130 importateurs et grossistes étrangers se partagent le marché: ils sont Chinois, Malais, Bangladeshi, Français, Indonésiens ou Américains. A ces importateurs, il convient d’ajouter 7 fabricants implantés au Cambodge, lesquels fournirait 30% des besoins de la population.

Mais selon Yim Yann, c’est précisément en raison de la multiplicité des fournisseurs qu’il est quasiment impossible de contrôler la qualité des médicaments distribués.

L’Organisation Mondiale de la Santé ainsi que divers instituts de santé ont élaboré des standards et des protocoles à destination des pharmaciens. Ce travail a déjà permis d’évincer bon nombre d’échoppes totalement en infraction avec les critères retenus. Ainsi depuis 2005, un millier de pharmacies aurait été contraintes de fermer leurs portes au Cambodge.

400 à 500 pharmaciens diplômés

 

Au Cambodge comme dans beaucoup de pays en voie de développement, la compétence fait cruellement défaut. En pratique, rien de plus facile que d’ouvrir une pharmacie. Il suffit de louer une boutique et d’acheter un stock de médicaments.

Pourtant la loi existe. Sur le papier, toute pharmacie doit être détentrice d’une licence, laquelle est délivrée par le ministère de la santé aux seuls pharmaciens diplômés.

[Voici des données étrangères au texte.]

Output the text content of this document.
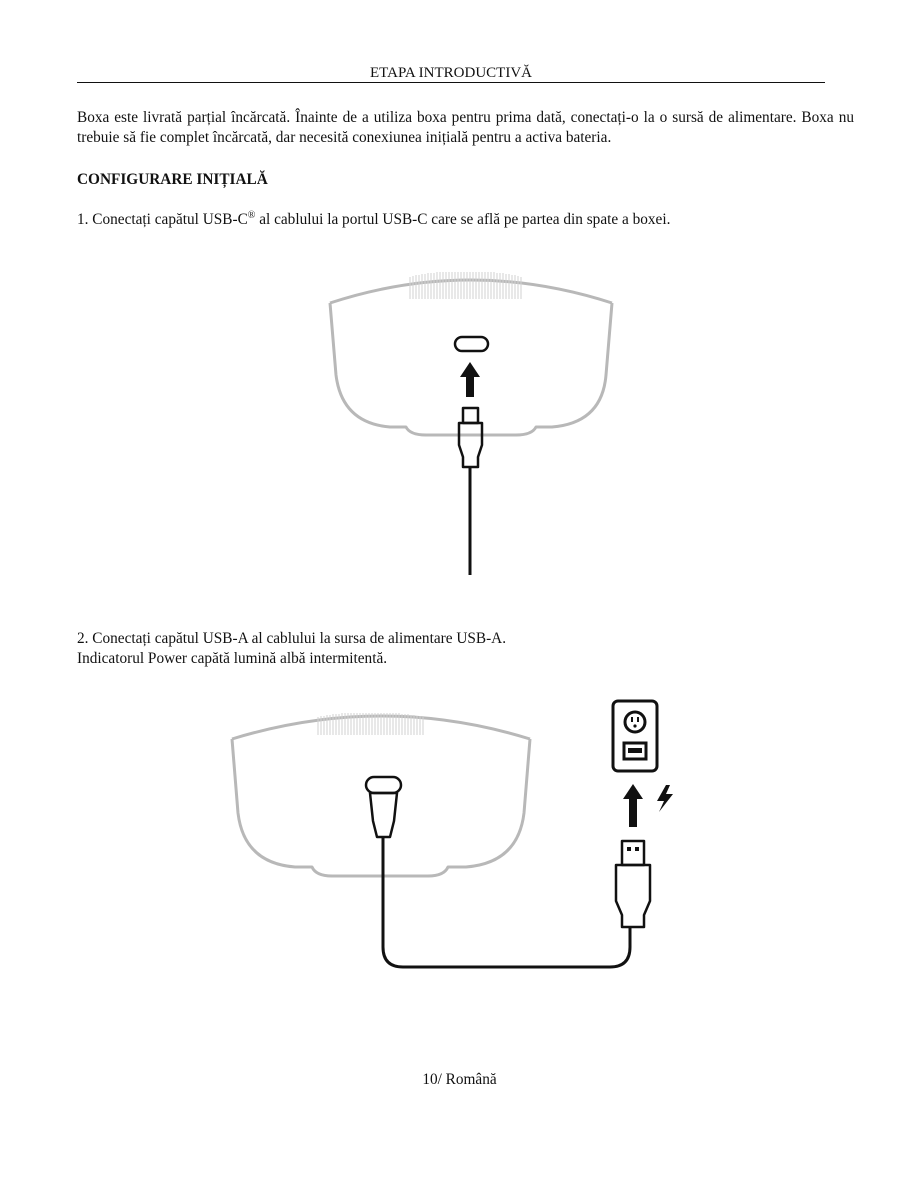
ETAPA INTRODUCTIVĂ

Boxa este livrată parțial încărcată. Înainte de a utiliza boxa pentru prima dată, conectați-o la o sursă de alimentare. Boxa nu trebuie să fie complet încărcată, dar necesită conexiunea inițială pentru a activa bateria.

CONFIGURARE INIȚIALĂ

1. Conectați capătul USB-C® al cablului la portul USB-C care se află pe partea din spate a boxei.

2. Conectați capătul USB-A al cablului la sursa de alimentare USB-A.
Indicatorul Power capătă lumină albă intermitentă.

10/ Română
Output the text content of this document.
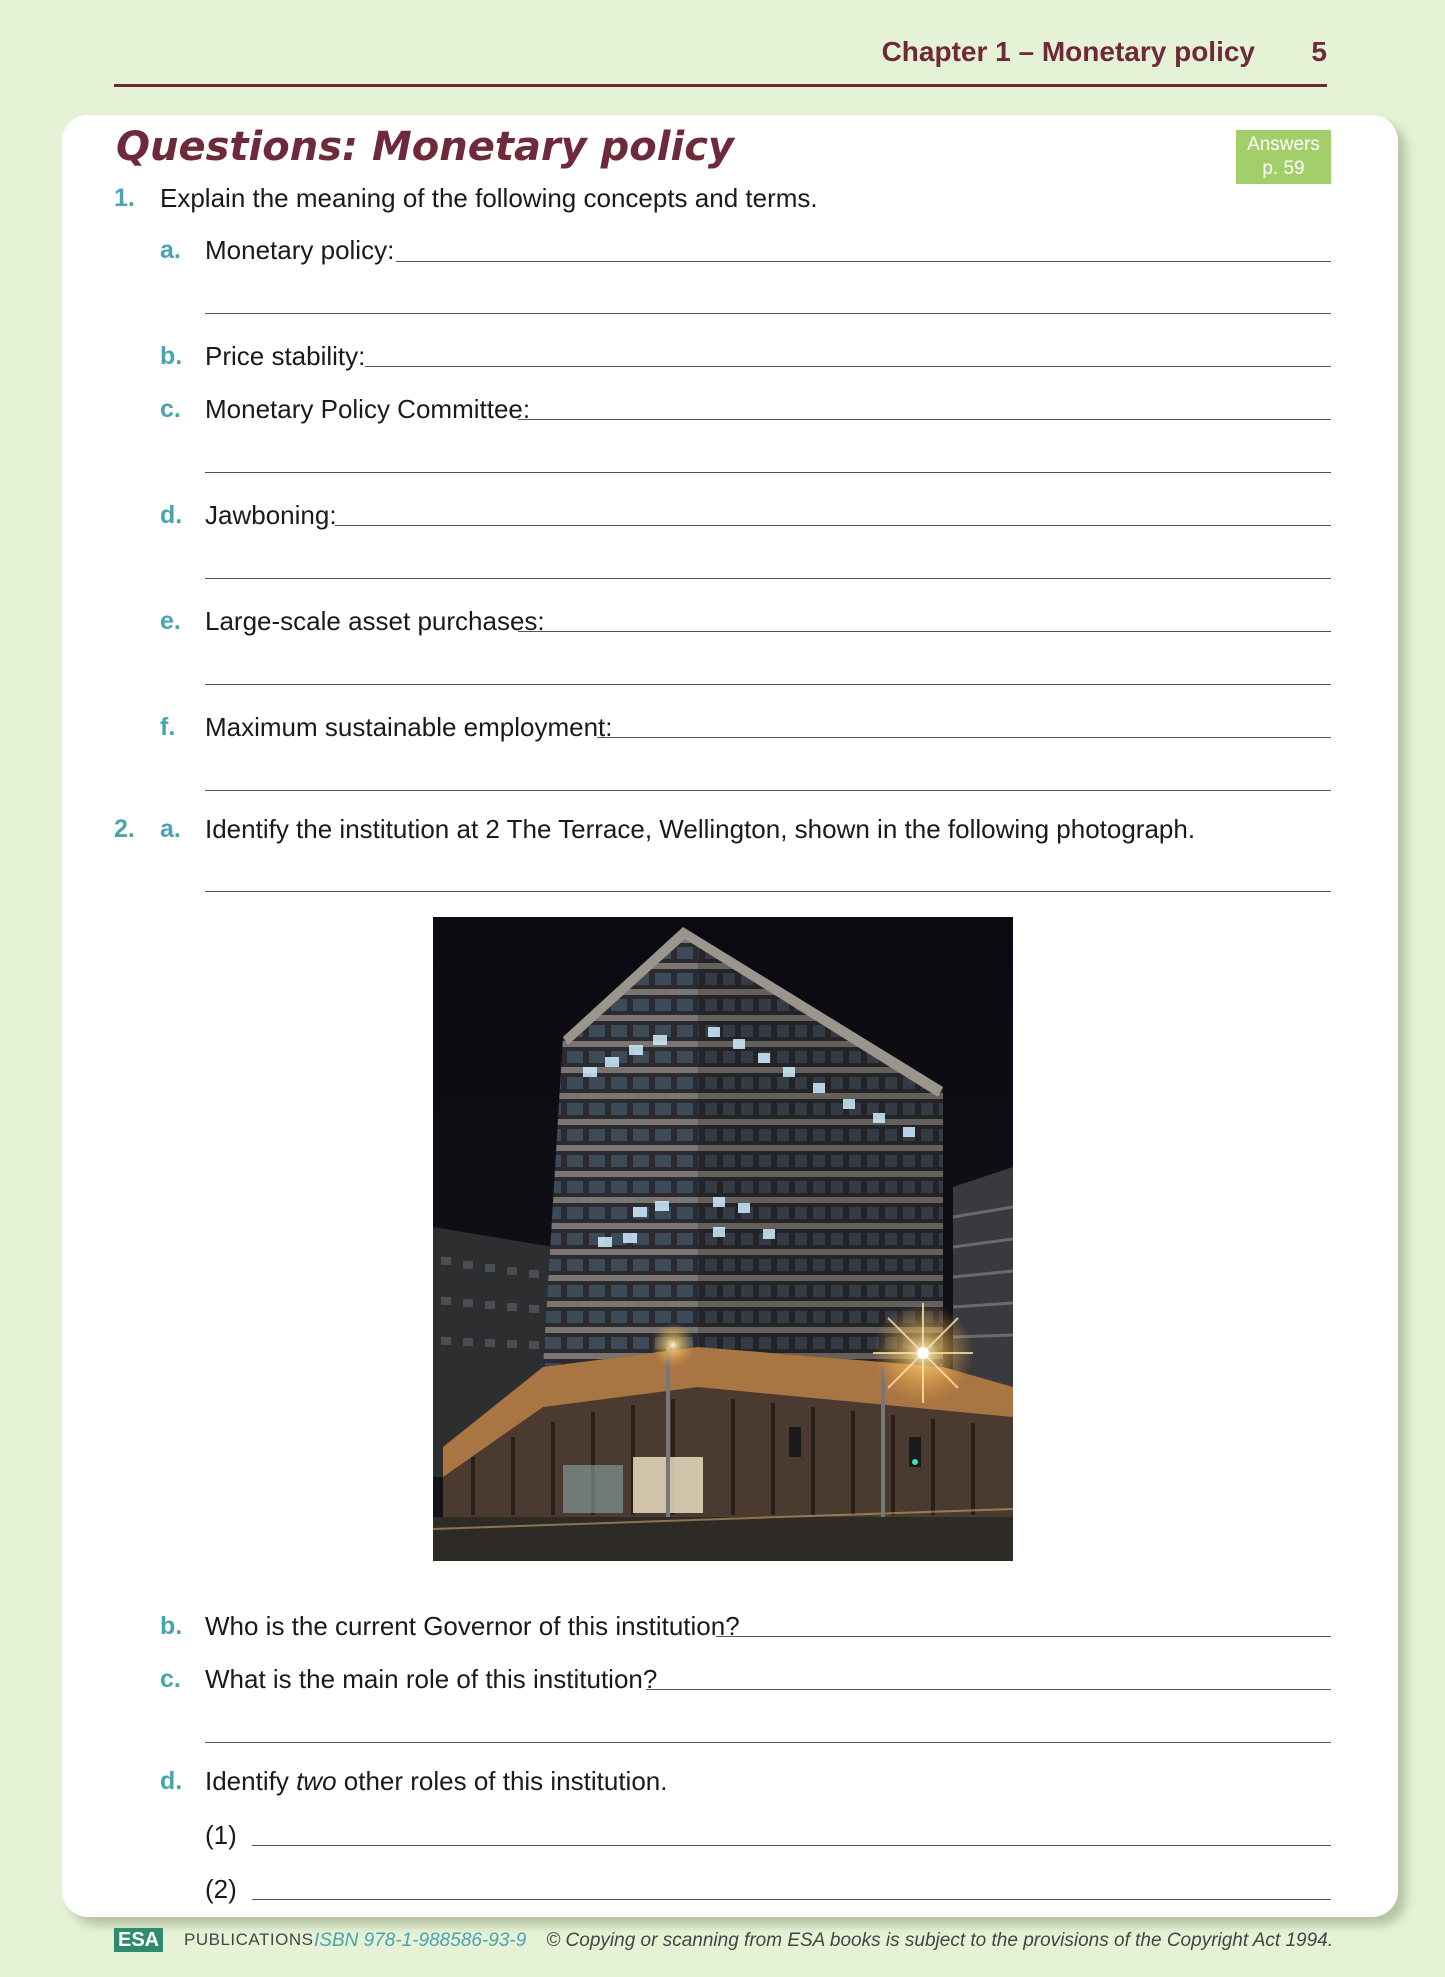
Chapter 1 – Monetary policy 5
Questions: Monetary policy	Answers
p. 59
1. Explain the meaning of the following concepts and terms.
a. Monetary policy:
b. Price stability:
c. Monetary Policy Committee:
d. Jawboning:
e. Large-scale asset purchases:
f. Maximum sustainable employment:
2. a. Identify the institution at 2 The Terrace, Wellington, shown in the following photograph.
b. Who is the current Governor of this institution?
c. What is the main role of this institution?
d. Identify two other roles of this institution.
(1)
(2)
ESA PUBLICATIONS ISBN 978-1-988586-93-9 © Copying or scanning from ESA books is subject to the provisions of the Copyright Act 1994.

Et c’est bien là que le bas blesse puisque qu’on recense 400 ou 500 pharmaciens diplômés dans tout le Cambodge pour 2000 pharmacies ouvertes.

Si plus de la moitié des pharmacies n’ont aucune licence, d’autres l’ont obtenus tout illégalement grâce à des pharmaciens diplômés qui servent de prête-noms. Dans les faits ceux-ci n’ont aucune implication dans l’exploitation du commerce. Ils se contentent de toucher une rétribution mensuelle pour « bons et loyaux services ».
Trois chaines de pharmacies de qualité, U-Care, Pharmat et Pharmalink ont fait leur apparition ces dernières années, principalement à Phnom Penh. Elles s’adressent à une clientèle aisée, expatriée ou cambodgienne, qui y trouve aussi des produits de confort et des soins de beauté. Si ces pharmacies contribuent à donner une meilleure image du secteur, elles restent néanmoins inaccessibles à une majorité de cambodgiens.

Bref c’est toujours la même chanson : les médicaments de qualité sont réservés à ceux qui en ont les moyens mais le gros de la population ne peut y accéder.